MATHEMATICS

Yu. A. ROZANOV

ON STATIONARY SEQUENCES FORMING A BASIS

(Presented by Academician A. N. Kolmogorov on 27 X 1959)

In linear prediction of a multidimensional stationary random process
(x(t)={x_1(t),\ldots,x_n(t)}) (the time (t) takes only integer values), the question of the possibility of representing the quantities of the best prediction in the form of a series

[
h=\sum_{k=1}^{n}\sum_{t\in T} c_k(t)x_k(t)
\tag{1}
]

(convergent in the mean square) in terms of the values (x_k(t)) observed at time instants (t\in T) is very important.

Let (H) denote the linear closure in the mean square of the quantities (x_k(t)), (k=1,\ldots,n), (-\infty<t<\infty). As usual, we identify all random variables (h) that differ from one another only with probability zero, and introduce in (H) the scalar product ((h_1,h_2)=Mh_1\overline{h_2}).

The question of representability of random variables (h\in H) in the form of the series (1) is the question of when the system of quantities ({x_k(t)}), (k=1,\ldots,n), (-\infty<t<\infty), forms a basis in the Hilbert space (H). In considering this question it is natural to restrict oneself to the case when the system ({x_k(t)}) is minimal, i.e. no quantity (x_k(t)) belongs to the linear closure of the remaining quantities of this system.

Let the process (x(t)) have spectral density (f(\lambda)={f_{kj}(\lambda)}_{k,j=1,\ldots,n}). From work ((^2)) (cf. ((^1))) follows Theorem 1.

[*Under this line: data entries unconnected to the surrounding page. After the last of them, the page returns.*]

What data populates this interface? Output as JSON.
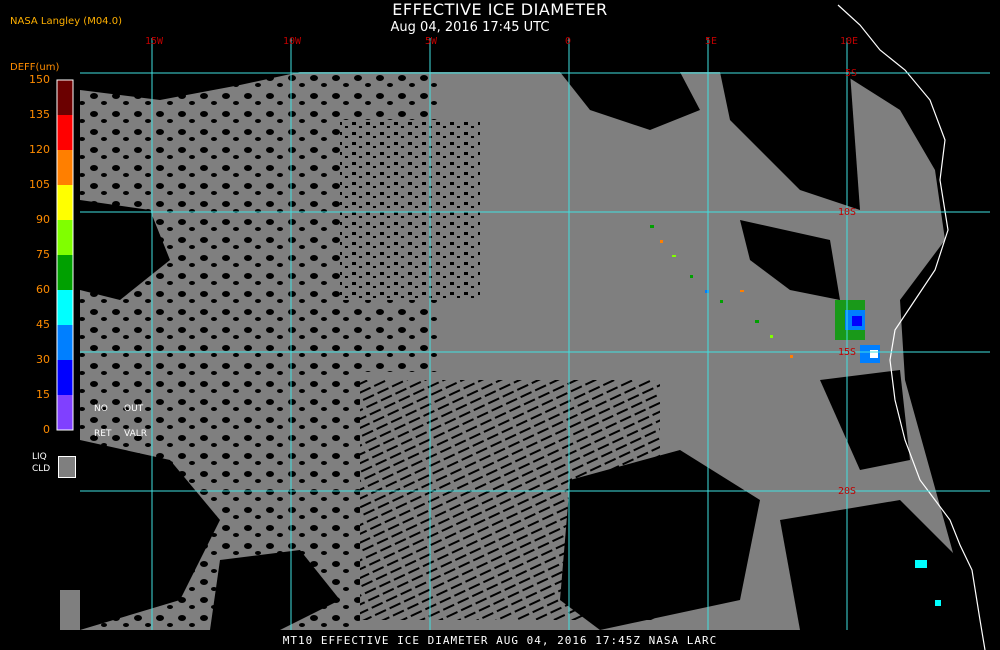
{
  "header": {
    "title": "EFFECTIVE ICE DIAMETER",
    "subtitle": "Aug 04, 2016 17:45 UTC",
    "agency": "NASA Langley (M04.0)"
  },
  "legend": {
    "unit_label": "DEFF(um)",
    "ticks": [
      "150",
      "135",
      "120",
      "105",
      "90",
      "75",
      "60",
      "45",
      "30",
      "15",
      "0"
    ],
    "colors": [
      "#6b0000",
      "#ff0000",
      "#ff7f00",
      "#ffff00",
      "#80ff00",
      "#00a000",
      "#00ffff",
      "#007fff",
      "#0000ff",
      "#8040ff"
    ],
    "note_no": "NO",
    "note_out": "OUT",
    "note_ret": "RET",
    "note_valr": "VALR",
    "liq_line1": "LIQ",
    "liq_line2": "CLD",
    "liq_color": "#7f7f7f"
  },
  "grid": {
    "lon_labels": [
      "15W",
      "10W",
      "5W",
      "0",
      "5E",
      "10E"
    ],
    "lat_labels": [
      "5S",
      "10S",
      "15S",
      "20S"
    ],
    "line_color": "#40e0e0",
    "label_color": "#c00000"
  },
  "footer": {
    "text": "MT10  EFFECTIVE ICE DIAMETER   AUG 04, 2016 17:45Z   NASA LARC"
  }
}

Theorem 1. In order that the system ({x_k(t)}) be minimal, it is necessary and sufficient that

[
\int_{-\pi}^{\pi}\frac{1}{\operatorname{Sp} f(\lambda)}\,d\lambda<\infty,
\tag{2}
]

where

[
\operatorname{Sp} f(\lambda)=\sum_{k=1}^{n} f_{kk}(\lambda)
]

is the trace of the spectral density (f(\lambda)).

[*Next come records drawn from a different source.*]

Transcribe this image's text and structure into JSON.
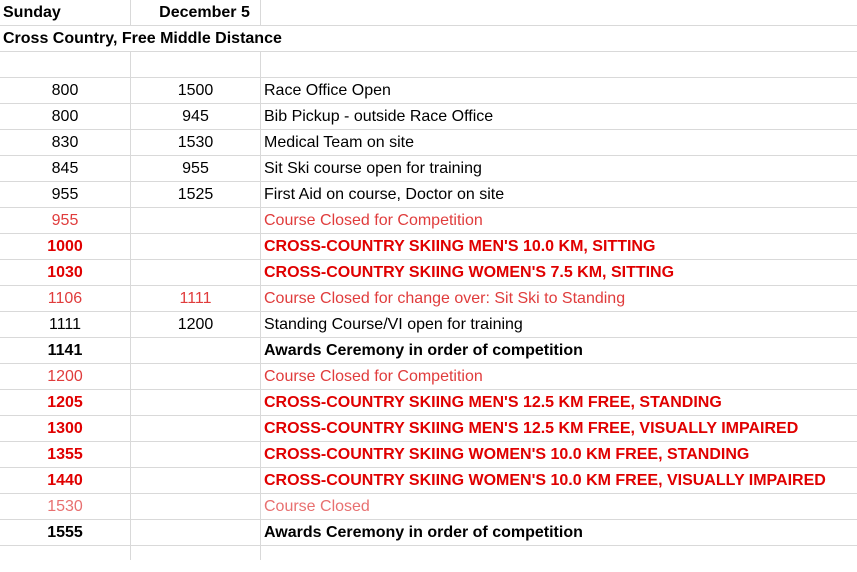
{
  "header": {
    "day": "Sunday",
    "date": "December 5"
  },
  "subtitle": "Cross Country, Free Middle Distance",
  "colors": {
    "black": "#000000",
    "red": "#e00000",
    "lightred": "#e03c3c",
    "pink": "#e87070"
  },
  "rows": [
    {
      "start": "800",
      "end": "1500",
      "event": "Race Office Open",
      "style": "black",
      "bold": false
    },
    {
      "start": "800",
      "end": "945",
      "event": "Bib Pickup - outside Race Office",
      "style": "black",
      "bold": false
    },
    {
      "start": "830",
      "end": "1530",
      "event": "Medical Team on site",
      "style": "black",
      "bold": false
    },
    {
      "start": "845",
      "end": "955",
      "event": "Sit Ski course open for training",
      "style": "black",
      "bold": false
    },
    {
      "start": "955",
      "end": "1525",
      "event": "First Aid on course, Doctor on site",
      "style": "black",
      "bold": false
    },
    {
      "start": "955",
      "end": "",
      "event": "Course Closed for Competition",
      "style": "lightred",
      "bold": false
    },
    {
      "start": "1000",
      "end": "",
      "event": "CROSS-COUNTRY SKIING MEN'S 10.0 KM, SITTING",
      "style": "red",
      "bold": true
    },
    {
      "start": "1030",
      "end": "",
      "event": "CROSS-COUNTRY SKIING WOMEN'S 7.5 KM, SITTING",
      "style": "red",
      "bold": true
    },
    {
      "start": "1106",
      "end": "1111",
      "event": "Course Closed for change over: Sit Ski to Standing",
      "style": "lightred",
      "bold": false
    },
    {
      "start": "1111",
      "end": "1200",
      "event": "Standing Course/VI open for training",
      "style": "black",
      "bold": false
    },
    {
      "start": "1141",
      "end": "",
      "event": "Awards Ceremony in order of competition",
      "style": "black",
      "bold": true
    },
    {
      "start": "1200",
      "end": "",
      "event": "Course Closed for Competition",
      "style": "lightred",
      "bold": false
    },
    {
      "start": "1205",
      "end": "",
      "event": "CROSS-COUNTRY SKIING MEN'S 12.5 KM FREE, STANDING",
      "style": "red",
      "bold": true
    },
    {
      "start": "1300",
      "end": "",
      "event": "CROSS-COUNTRY SKIING MEN'S 12.5 KM FREE, VISUALLY IMPAIRED",
      "style": "red",
      "bold": true
    },
    {
      "start": "1355",
      "end": "",
      "event": "CROSS-COUNTRY SKIING WOMEN'S 10.0 KM FREE, STANDING",
      "style": "red",
      "bold": true
    },
    {
      "start": "1440",
      "end": "",
      "event": "CROSS-COUNTRY SKIING WOMEN'S 10.0 KM FREE, VISUALLY IMPAIRED",
      "style": "red",
      "bold": true
    },
    {
      "start": "1530",
      "end": "",
      "event": "Course Closed",
      "style": "pink",
      "bold": false
    },
    {
      "start": "1555",
      "end": "",
      "event": "Awards Ceremony in order of competition",
      "style": "black",
      "bold": true
    }
  ]
}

As is known, the system ({x_k(t)}) is minimal if and only if there exists in the space a conjugate system of quantities ({y_k(t)}), i.e. one such that

[
(x_k(t),y_j(s))=
\begin{cases}
1 & \text{if } k=j,\ t=s;\
0 & \text{if } k\ne j \text{ or } t\ne s.
\end{cases}
\tag{3}
]

If the conjugate system ({y_k(t)}) is complete in (H), then each quantity (h\in H) is uniquely determined by the series

[
h\sim \sum_k\sum_t c_k(t)x_k(t),
\tag{4}
]

where (c_k(t)=(h,y_k(t))), and if the series in (4) converges, then its sum is precisely (h).

Let

[
x_k(t)=\int_{-\pi}^{\pi} e^{i\lambda t}\Phi_k(d\lambda), \qquad k=1,\ldots,n,
\tag{5}
]

be the spectral representation of the process (x(t)). Every quantity (h\in H) can be represented in the spectral form (5)

[
h=\int_{-\pi}^{\pi}\sum_{k=1}^{n}\varphi_k(\lambda)\Phi_k(d\lambda),
\tag{6}
]

where the vector function (\varphi_\lambda={\varphi_1(\lambda),\ldots,\varphi_n(\lambda)}) satisfies the condition

[
\int_{-\pi}^{\pi}(\varphi_\lambda,f_\lambda\varphi_\lambda)\,d\lambda<\infty.
\tag{7}
]

Relation (6) gives an isometric correspondence between the space (H) and the space (L^2) of vector functions (\varphi_\lambda) with scalar product
[
(\varphi,\varphi')=\int_{-\pi}^{\pi}(\varphi_\lambda,f_\lambda\varphi'_\lambda)\,d\lambda.
]

By virtue of the minimality condition (2), the matrix function
[
f_\lambda^{-1}={p_{kj}(\lambda)}{k,j=1,\ldots,n}
]
is integrable, and therefore vector functions of the form (e^{i\lambda t} f\lambda^{-1}\delta_k), where (\delta_k={0,\ldots,1,0,\ldots,0}) is the unit vector, belong to the space (L^2).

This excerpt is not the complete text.